La forêt domaniale de Vauclair s'étend sur les plateaux situés entre l'Ailette et l'Aisne, à l'extrémité orientale du Chemin des Dames. La partie la plus ancienne de cette forêt était jadis la propriété des moines de l'abbaye de Vauclair. Cette abbaye, fille de Clairvaux, s'était établie en 1134 au cœur d'une solitude boisée. En 1789, ses biens avaient été confisqués et sa forêt intégrée au domaine de l'Etat. A la veille du premier conflit mondial, la forêt de Vauclair totalisait seulement 317 ha. Elle était principalement constituée de peuplements feuillus (majoritairement chênes et hêtres), en cours de conversion du taillis sous futaie à la futaie. Les plateaux situés plus au Sud, qui ont pris ensuite le nom de "Plateau de Californie" en raison du nom d'une guinguette établie à leur extrémité, étaient alors encore cultivés.

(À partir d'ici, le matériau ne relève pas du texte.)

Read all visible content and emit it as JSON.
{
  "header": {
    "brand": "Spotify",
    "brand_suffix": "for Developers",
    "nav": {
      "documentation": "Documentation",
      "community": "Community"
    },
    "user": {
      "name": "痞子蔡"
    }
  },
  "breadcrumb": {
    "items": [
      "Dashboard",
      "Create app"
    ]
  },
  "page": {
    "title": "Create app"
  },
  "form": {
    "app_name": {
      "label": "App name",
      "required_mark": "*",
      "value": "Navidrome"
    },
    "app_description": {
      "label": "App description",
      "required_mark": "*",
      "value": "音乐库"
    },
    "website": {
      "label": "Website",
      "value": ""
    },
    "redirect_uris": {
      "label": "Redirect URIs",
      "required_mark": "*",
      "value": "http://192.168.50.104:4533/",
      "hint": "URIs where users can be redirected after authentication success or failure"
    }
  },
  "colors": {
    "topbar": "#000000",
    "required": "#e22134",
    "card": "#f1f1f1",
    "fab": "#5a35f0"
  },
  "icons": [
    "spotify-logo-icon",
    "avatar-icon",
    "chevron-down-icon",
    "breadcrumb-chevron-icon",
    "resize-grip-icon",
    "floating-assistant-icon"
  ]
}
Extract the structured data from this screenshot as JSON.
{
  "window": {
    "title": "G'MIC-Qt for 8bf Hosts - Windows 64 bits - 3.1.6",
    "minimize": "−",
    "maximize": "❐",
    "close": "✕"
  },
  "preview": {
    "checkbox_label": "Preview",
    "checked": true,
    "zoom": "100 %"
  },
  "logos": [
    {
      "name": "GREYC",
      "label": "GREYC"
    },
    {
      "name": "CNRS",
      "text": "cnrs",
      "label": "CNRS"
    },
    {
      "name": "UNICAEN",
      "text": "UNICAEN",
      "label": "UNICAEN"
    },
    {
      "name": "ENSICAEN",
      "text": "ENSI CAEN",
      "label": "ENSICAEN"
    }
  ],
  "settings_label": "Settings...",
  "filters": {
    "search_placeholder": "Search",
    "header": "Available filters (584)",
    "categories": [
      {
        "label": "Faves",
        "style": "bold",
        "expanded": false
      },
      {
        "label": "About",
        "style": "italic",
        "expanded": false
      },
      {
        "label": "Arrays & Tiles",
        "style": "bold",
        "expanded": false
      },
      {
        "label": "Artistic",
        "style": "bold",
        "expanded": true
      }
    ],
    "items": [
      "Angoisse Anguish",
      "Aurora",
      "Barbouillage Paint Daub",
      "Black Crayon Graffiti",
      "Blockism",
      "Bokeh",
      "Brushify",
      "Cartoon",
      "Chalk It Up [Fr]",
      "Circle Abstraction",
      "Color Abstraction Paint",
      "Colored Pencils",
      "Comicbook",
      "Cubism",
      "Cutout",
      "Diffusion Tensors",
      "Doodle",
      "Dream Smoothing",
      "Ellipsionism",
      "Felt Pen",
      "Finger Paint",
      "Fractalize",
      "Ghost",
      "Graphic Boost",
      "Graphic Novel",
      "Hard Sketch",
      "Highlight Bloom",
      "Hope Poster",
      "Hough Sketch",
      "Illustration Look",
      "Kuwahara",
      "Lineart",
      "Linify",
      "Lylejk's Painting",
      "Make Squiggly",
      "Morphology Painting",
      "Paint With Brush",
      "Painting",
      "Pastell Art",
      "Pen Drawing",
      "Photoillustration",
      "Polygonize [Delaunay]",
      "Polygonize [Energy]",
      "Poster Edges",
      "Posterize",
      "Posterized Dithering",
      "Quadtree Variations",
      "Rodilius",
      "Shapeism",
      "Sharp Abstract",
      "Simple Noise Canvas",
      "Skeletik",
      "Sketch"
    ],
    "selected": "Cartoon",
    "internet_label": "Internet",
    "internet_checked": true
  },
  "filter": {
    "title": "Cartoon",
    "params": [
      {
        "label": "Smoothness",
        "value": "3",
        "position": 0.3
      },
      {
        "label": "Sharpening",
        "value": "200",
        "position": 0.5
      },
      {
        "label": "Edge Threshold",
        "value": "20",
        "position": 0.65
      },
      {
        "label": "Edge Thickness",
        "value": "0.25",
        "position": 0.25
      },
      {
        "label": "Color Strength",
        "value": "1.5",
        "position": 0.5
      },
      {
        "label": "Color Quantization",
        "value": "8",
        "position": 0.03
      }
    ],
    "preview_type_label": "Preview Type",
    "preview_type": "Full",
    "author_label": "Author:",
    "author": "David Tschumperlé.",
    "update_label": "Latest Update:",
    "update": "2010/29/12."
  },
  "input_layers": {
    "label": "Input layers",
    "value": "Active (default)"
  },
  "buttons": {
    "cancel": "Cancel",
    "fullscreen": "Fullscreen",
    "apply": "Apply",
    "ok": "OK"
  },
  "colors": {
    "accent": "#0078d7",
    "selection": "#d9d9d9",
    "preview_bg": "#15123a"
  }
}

Dans ce secteur, les combats de la Première Guerre mondiale ont été aussi intenses qu'à Verdun. Après la bataille de la Marne (6-12 septembre 1914), les troupes allemandes ont reculé jusqu'au nord de la vallée de l'Aisne, et pris position sur les plateaux. Ils se sont installés durablement sur les crêtes, d'où ils dominaient d'une centaine de mètres les troupes françaises. Ce secteur a fait l'objet d'intenses combats à partir de l'offensive Nivelle (16 avril 1917). Lors de cette opération, l'armée française alignait sur la ligne de front une pièce d'artillerie tous les 22 m. Il était tombé en quatre jours plus de 530 obus par hectare, soit un obus pour 20 m². Cette offensive ayant conduit à une cuisante défaite, ce secteur n'a été reconquis par les troupes alliées qu'au prix de combats longs et acharnés, des batailles de mai-juillet 1917 à celle de la Malmaison (23-25 octobre 1917). Il n'a été abandonné par les troupes qu'à partir de la rupture du front de mai 1918.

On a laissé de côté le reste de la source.